Complete step by step solution:
Let the radius of the bigger drop be $R$ and the radii of the smaller drops be $r$ .
Since the two smaller drops combined to form a bigger drop, the initial volume must be equal to the final volume.
So, we have $V = {v_1} + {v_2}$ where $V$ denotes the final volume and ${v_{1\,}}\,,{v_2}$ denote the initial volumes of the drops.
Since it is given that the radii are equal for the smaller drops, ${v_1} = {v_2}$ .
And so, the expression becomes $V = 2{v_1}$
Using the formula of volume of a sphere which is $V = \dfrac{4}{3}\pi {r^3}$
$\dfrac{4}{3}\pi {R^3} = 2 \times \dfrac{4}{3}\pi {r^3}$
Cancelling out the common terms
${R^3} = 2{r^3}$
$\Rightarrow R = {2^{\dfrac{1}{3}}}r$
The surface energy of a spherical drop is given as $S.E = S(4\pi {r^2})$ where S is the surface tension and r is the radius of the drop.
From the expression we can see that the surface energy is directly proportional to the square of the radius. $S.E \propto {r^2}$ .

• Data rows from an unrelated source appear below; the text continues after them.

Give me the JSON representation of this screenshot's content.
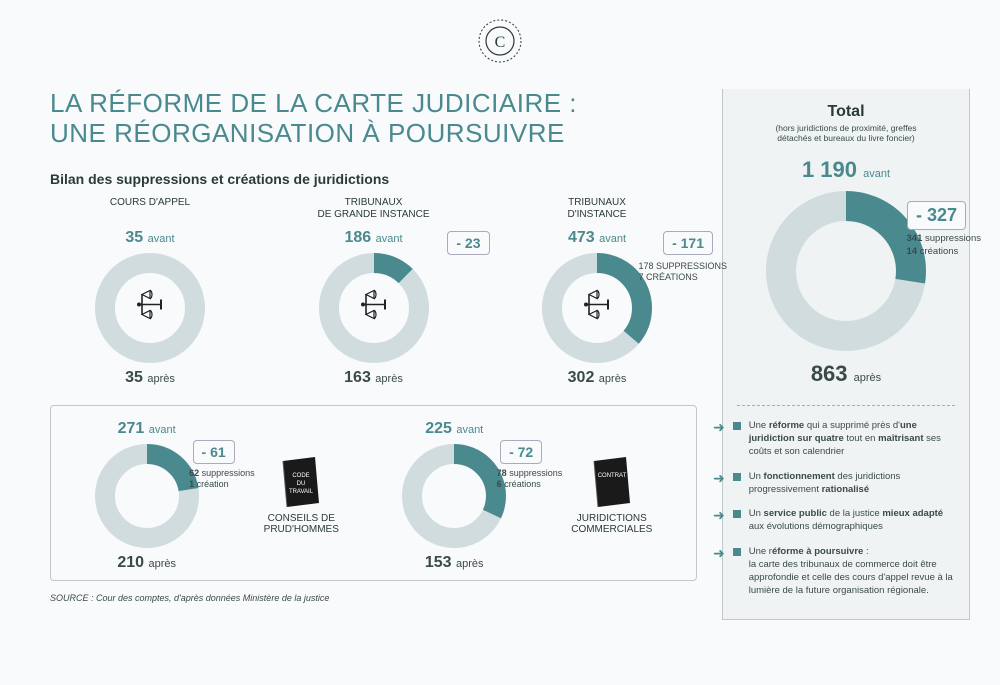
{
  "colors": {
    "teal": "#4a8a8f",
    "ring_light": "#d0dcde",
    "text_dark": "#2a3a3a",
    "text_body": "#3a4a4a",
    "bg_sidebar": "#f0f3f4",
    "border": "#c0c8cc"
  },
  "title": "LA RÉFORME DE LA CARTE JUDICIAIRE :\nUNE RÉORGANISATION À POURSUIVRE",
  "subtitle": "Bilan des suppressions et créations de juridictions",
  "source": "SOURCE : Cour des comptes, d'après données Ministère de la justice",
  "charts": [
    {
      "label": "COURS D'APPEL",
      "before": 35,
      "after": 35,
      "change": 0,
      "pct_reduced": 0,
      "suppressions": null,
      "creations": null,
      "icon": "scales"
    },
    {
      "label": "TRIBUNAUX\nDE GRANDE INSTANCE",
      "before": 186,
      "after": 163,
      "change": -23,
      "pct_reduced": 12.4,
      "suppressions": null,
      "creations": null,
      "icon": "scales"
    },
    {
      "label": "TRIBUNAUX\nD'INSTANCE",
      "before": 473,
      "after": 302,
      "change": -171,
      "pct_reduced": 36.2,
      "suppressions": 178,
      "creations": 7,
      "icon": "scales"
    }
  ],
  "row2": [
    {
      "before": 271,
      "after": 210,
      "change": -61,
      "pct_reduced": 22.5,
      "suppressions": 62,
      "creations": 1,
      "book_label": "CODE\nDU\nTRAVAIL",
      "pair_label": "CONSEILS DE\nPRUD'HOMMES"
    },
    {
      "before": 225,
      "after": 153,
      "change": -72,
      "pct_reduced": 32.0,
      "suppressions": 78,
      "creations": 6,
      "book_label": "CONTRAT",
      "pair_label": "JURIDICTIONS\nCOMMERCIALES"
    }
  ],
  "total": {
    "title": "Total",
    "sub": "(hors juridictions de proximité, greffes\ndétachés et bureaux du livre foncier)",
    "before": 1190,
    "before_display": "1 190",
    "after": 863,
    "change": -327,
    "change_display": "- 327",
    "pct_reduced": 27.5,
    "suppressions": 341,
    "creations": 14
  },
  "bullets": [
    "Une <b>réforme</b> qui a supprimé près d'<b>une juridiction sur quatre</b> tout en <b>maîtrisant</b> ses coûts et son calendrier",
    "Un <b>fonctionnement</b> des juridictions progressivement <b>rationalisé</b>",
    "Un <b>service public</b> de la justice <b>mieux adapté</b> aux évolutions démographiques",
    "Une r<b>éforme à poursuivre</b> :<br>la carte des tribunaux de commerce doit être approfondie et celle des cours d'appel revue à la lumière de la future organisation régionale."
  ],
  "labels": {
    "avant": "avant",
    "apres": "après",
    "suppressions": "suppressions",
    "creations": "créations",
    "suppressions_caps": "SUPPRESSIONS",
    "creations_caps": "CRÉATIONS",
    "creation_sing": "création"
  }
}
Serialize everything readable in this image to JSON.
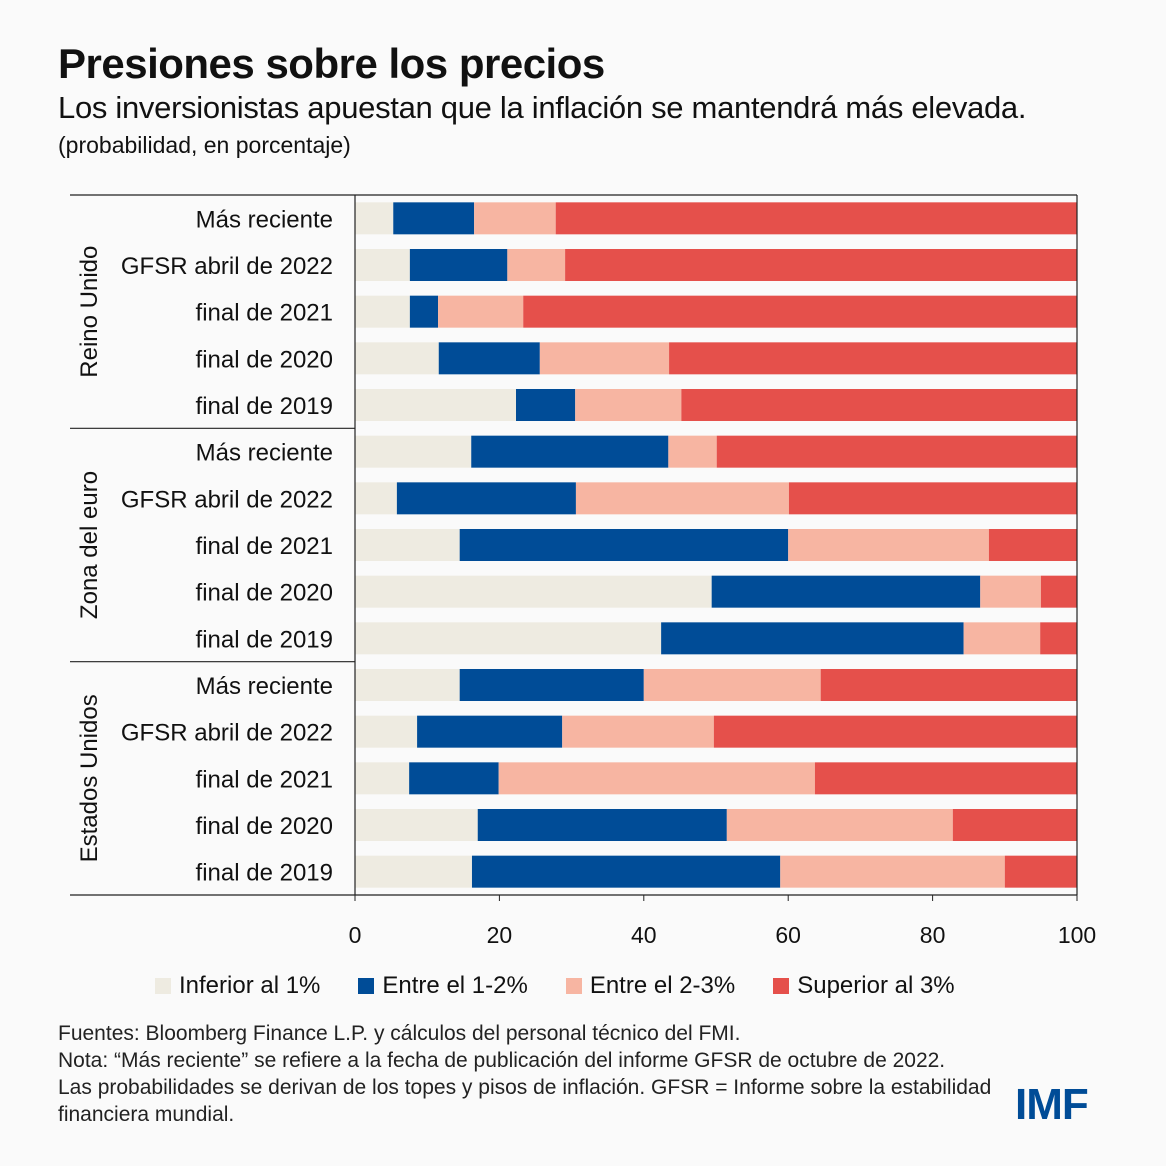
{
  "title": "Presiones sobre los precios",
  "subtitle": "Los inversionistas apuestan que la inflación se mantendrá más elevada.",
  "unit": "(probabilidad, en porcentaje)",
  "chart_data": {
    "type": "stacked-horizontal-bar",
    "xlim": [
      0,
      100
    ],
    "xticks": [
      "0",
      "20",
      "40",
      "60",
      "80",
      "100"
    ],
    "grid": false,
    "legend_placement": "bottom",
    "series": [
      {
        "name": "Inferior al 1%",
        "color": "#eeebe1"
      },
      {
        "name": "Entre el 1-2%",
        "color": "#004c97"
      },
      {
        "name": "Entre el 2-3%",
        "color": "#f7b5a2"
      },
      {
        "name": "Superior al 3%",
        "color": "#e5504b"
      }
    ],
    "groups": [
      {
        "name": "Reino Unido",
        "rows": [
          {
            "label": "Más reciente",
            "values": [
              5.3,
              11.2,
              11.3,
              72.2
            ]
          },
          {
            "label": "GFSR abril de 2022",
            "values": [
              7.6,
              13.5,
              8.0,
              70.9
            ]
          },
          {
            "label": "final de 2021",
            "values": [
              7.6,
              3.9,
              11.8,
              76.7
            ]
          },
          {
            "label": "final de 2020",
            "values": [
              11.6,
              14.0,
              17.9,
              56.5
            ]
          },
          {
            "label": "final de 2019",
            "values": [
              22.3,
              8.2,
              14.7,
              54.8
            ]
          }
        ]
      },
      {
        "name": "Zona del euro",
        "rows": [
          {
            "label": "Más reciente",
            "values": [
              16.1,
              27.3,
              6.7,
              49.9
            ]
          },
          {
            "label": "GFSR abril de 2022",
            "values": [
              5.8,
              24.8,
              29.5,
              39.9
            ]
          },
          {
            "label": "final de 2021",
            "values": [
              14.5,
              45.5,
              27.8,
              12.2
            ]
          },
          {
            "label": "final de 2020",
            "values": [
              49.4,
              37.2,
              8.4,
              5.0
            ]
          },
          {
            "label": "final de 2019",
            "values": [
              42.4,
              41.9,
              10.6,
              5.1
            ]
          }
        ]
      },
      {
        "name": "Estados Unidos",
        "rows": [
          {
            "label": "Más reciente",
            "values": [
              14.5,
              25.5,
              24.5,
              35.5
            ]
          },
          {
            "label": "GFSR abril de 2022",
            "values": [
              8.6,
              20.1,
              21.0,
              50.3
            ]
          },
          {
            "label": "final de 2021",
            "values": [
              7.5,
              12.4,
              43.8,
              36.3
            ]
          },
          {
            "label": "final de 2020",
            "values": [
              17.0,
              34.5,
              31.3,
              17.2
            ]
          },
          {
            "label": "final de 2019",
            "values": [
              16.2,
              42.7,
              31.1,
              10.0
            ]
          }
        ]
      }
    ]
  },
  "notes": [
    "Fuentes: Bloomberg Finance L.P. y cálculos del personal técnico del FMI.",
    "Nota: “Más reciente” se refiere a la fecha de publicación del informe GFSR de octubre de 2022.",
    "Las probabilidades se derivan de los topes y pisos de inflación. GFSR = Informe sobre la estabilidad financiera mundial."
  ],
  "logo": "IMF"
}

Hence $\dfrac{{S.{E_{l\arg e}}}}{{S.{E_{small}}}} = \dfrac{{{R^2}}}{{{r^2}}}$
But we know that $R = {2^{\dfrac{1}{3}}}r$
Substituting in the equation we get,
$\dfrac{{S.{E_{l\arg e}}}}{{S.{E_{small}}}} = \dfrac{{{{({2^{\dfrac{1}{3}}}r)}^2}}}{{{r^2}}}$
Further solving,
$\dfrac{{S.{E_{l\arg e}}}}{{S.{E_{small}}}} = \dfrac{{{2^{\dfrac{2}{3}}}{r^2}}}{{{r^2}}}$
$\dfrac{{S.{E_{l\arg e}}}}{{S.{E_{small}}}} = {2^{\dfrac{2}{3}}}$
Hence option C is correct.

Note: Always keep a note of the object mentioned in the question. Two similar objects drop and bubble can be asked but we must carefully apply the required formula and prevent any confusion between the two. Also, the terms surface tension and surface energy might be perceived as similar. However, both are different and the difference must be carefully noted by the students.